ジングルベルは、もう鳴らない
「もう思い出したくもないのに……」


 それでも、蘇る記憶があるのは仕方がない。別れた時から、一番怖かったのはこの季節が来ること。嫌でも耳にしてしまうジングルベルを、回避する術などないのだ。千裕を忘れられても、アレが鳴らなくなることはない。あの陽気な声に締め付けられ、心は抜け出せなくなっていた。


「前世で何か悪いことしたんかなぁ」


 あんな陽気な曲に、こんなにも苦しむ人間は他にいないと思っている。楽しくて、幸せの象徴のような曲だ。樹里には、苦しくて仕方のない曲だとしても。もう嫌だ、と両手で顔を覆う。どうしてもあの曲が頭の中で鳴り始めると、苛々してしまうのだ。そして、急にセンチメンタルな気持ちになる。もう今夜はダメだ。樹里はそのままゴロンと横になった。

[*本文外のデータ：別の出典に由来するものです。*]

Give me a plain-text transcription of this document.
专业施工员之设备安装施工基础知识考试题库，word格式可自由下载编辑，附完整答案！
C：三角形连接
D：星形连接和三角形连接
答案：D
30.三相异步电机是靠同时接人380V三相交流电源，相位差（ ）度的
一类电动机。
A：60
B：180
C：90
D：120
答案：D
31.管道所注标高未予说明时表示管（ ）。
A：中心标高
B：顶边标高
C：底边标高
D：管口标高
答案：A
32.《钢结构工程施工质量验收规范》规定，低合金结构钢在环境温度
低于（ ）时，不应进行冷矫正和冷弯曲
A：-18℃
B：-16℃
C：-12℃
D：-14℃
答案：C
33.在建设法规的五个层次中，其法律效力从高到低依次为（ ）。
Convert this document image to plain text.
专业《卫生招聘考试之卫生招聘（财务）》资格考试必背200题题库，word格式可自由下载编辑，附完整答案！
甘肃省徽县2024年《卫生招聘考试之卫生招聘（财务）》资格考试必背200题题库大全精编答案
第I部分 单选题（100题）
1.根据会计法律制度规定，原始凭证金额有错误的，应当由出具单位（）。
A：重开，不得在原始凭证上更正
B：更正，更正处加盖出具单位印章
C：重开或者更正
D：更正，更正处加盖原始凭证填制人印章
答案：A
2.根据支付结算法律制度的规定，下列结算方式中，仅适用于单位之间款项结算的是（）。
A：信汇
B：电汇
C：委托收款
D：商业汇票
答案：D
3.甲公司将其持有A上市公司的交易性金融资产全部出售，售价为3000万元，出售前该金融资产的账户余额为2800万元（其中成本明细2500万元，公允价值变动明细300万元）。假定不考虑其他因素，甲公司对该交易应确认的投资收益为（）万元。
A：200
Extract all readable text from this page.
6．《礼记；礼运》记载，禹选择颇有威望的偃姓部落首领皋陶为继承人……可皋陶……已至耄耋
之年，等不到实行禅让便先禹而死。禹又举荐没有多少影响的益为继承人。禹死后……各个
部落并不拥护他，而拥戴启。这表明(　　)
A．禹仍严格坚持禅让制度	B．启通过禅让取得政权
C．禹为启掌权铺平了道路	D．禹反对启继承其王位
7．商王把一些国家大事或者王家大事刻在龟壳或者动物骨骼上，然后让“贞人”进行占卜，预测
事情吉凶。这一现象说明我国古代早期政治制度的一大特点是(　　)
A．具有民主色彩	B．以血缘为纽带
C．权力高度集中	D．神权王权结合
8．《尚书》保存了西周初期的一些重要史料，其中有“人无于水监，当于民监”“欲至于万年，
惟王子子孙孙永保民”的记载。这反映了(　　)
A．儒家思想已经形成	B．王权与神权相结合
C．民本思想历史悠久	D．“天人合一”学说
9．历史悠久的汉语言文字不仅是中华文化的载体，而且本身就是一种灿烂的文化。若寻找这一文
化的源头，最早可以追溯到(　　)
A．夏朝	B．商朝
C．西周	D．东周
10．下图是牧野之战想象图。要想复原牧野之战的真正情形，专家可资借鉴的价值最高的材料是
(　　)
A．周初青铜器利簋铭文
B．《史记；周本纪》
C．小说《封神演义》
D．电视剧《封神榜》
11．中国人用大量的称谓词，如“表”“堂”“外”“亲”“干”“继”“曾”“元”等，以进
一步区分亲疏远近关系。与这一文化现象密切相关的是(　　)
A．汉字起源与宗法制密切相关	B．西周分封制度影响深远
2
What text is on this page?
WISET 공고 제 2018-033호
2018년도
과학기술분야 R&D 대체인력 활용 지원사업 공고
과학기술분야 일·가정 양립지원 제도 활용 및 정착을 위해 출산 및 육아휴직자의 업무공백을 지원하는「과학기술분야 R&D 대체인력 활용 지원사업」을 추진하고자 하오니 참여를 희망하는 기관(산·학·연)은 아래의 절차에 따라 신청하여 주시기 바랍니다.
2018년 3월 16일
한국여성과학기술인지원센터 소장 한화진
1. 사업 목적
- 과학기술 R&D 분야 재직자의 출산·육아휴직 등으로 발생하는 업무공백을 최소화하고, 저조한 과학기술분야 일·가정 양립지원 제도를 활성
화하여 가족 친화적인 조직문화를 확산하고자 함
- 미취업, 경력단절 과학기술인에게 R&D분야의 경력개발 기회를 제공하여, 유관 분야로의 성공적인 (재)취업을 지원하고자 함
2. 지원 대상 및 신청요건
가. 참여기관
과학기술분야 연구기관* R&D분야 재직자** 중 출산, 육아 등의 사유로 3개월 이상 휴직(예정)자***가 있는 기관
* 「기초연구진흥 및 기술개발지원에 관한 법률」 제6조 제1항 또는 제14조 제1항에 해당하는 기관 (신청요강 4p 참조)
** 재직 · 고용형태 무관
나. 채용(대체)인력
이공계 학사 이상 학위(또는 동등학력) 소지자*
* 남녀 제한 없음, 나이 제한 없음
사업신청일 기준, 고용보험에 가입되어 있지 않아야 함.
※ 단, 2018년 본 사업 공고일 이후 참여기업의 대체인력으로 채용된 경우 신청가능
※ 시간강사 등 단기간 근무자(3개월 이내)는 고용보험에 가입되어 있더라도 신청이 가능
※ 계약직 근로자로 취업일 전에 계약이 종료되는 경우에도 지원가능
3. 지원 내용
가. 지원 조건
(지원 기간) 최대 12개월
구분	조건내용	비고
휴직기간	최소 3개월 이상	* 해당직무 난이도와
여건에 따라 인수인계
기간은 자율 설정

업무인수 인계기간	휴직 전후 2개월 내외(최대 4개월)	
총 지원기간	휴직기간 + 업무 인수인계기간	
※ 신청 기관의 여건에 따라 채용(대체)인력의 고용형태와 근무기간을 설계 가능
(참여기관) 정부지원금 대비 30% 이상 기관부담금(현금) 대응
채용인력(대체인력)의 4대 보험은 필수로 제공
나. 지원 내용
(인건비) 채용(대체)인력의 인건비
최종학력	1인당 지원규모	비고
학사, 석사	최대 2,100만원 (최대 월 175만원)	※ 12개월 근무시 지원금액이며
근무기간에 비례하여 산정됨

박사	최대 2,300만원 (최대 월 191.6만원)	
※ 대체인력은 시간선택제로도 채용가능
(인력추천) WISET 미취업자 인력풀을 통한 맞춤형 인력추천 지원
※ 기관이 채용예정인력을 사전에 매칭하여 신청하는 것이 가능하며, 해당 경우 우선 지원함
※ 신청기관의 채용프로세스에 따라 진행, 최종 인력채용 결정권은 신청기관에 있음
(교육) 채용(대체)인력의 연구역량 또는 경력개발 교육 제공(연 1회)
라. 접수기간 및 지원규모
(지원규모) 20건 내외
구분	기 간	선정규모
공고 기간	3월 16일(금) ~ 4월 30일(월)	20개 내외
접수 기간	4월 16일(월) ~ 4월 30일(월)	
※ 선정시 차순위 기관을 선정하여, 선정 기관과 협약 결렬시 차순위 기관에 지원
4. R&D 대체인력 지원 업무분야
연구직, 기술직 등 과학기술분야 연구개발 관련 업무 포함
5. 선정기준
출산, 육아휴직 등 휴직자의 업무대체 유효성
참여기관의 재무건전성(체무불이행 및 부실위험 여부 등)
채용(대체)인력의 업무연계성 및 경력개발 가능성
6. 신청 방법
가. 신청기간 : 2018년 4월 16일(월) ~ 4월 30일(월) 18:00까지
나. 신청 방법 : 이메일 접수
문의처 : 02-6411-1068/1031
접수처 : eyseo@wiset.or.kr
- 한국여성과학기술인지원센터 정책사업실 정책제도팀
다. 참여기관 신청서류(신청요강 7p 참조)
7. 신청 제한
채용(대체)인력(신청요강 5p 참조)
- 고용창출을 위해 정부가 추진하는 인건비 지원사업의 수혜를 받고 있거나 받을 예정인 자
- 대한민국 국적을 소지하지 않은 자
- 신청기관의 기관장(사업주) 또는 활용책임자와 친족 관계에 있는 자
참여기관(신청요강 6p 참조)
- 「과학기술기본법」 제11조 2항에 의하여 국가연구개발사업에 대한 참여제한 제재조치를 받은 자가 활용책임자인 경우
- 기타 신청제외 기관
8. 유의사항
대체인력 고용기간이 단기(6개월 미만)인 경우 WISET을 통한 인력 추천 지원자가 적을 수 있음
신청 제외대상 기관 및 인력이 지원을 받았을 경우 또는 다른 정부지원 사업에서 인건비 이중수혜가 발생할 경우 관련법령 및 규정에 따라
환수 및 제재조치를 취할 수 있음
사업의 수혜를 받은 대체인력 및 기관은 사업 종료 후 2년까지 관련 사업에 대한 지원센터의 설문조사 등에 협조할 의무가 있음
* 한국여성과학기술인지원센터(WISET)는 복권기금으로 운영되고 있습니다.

 そんな時、急に部屋の呼び鈴が鳴る。こんな遅い時間に、一体誰? ジングルベルで湧いていた苛立ちが、徐々に大きくなる。無視すればいいかも知れないが、それはそれで気味が悪い。モニターで相手を確認するくらいはしておこうか。ゆっくりと起き上がり、重たい体を引き摺ってモニターを睨んだ。ぼんやりと歪む視界の中に映ったのは、ペコペコと頭を下げる斎藤。一体何事か。暗い気持ちをすぐに押し込めて、今開けます、と鼻声で応答する。そして、目の周りを拭いながら玄関へ駆けた。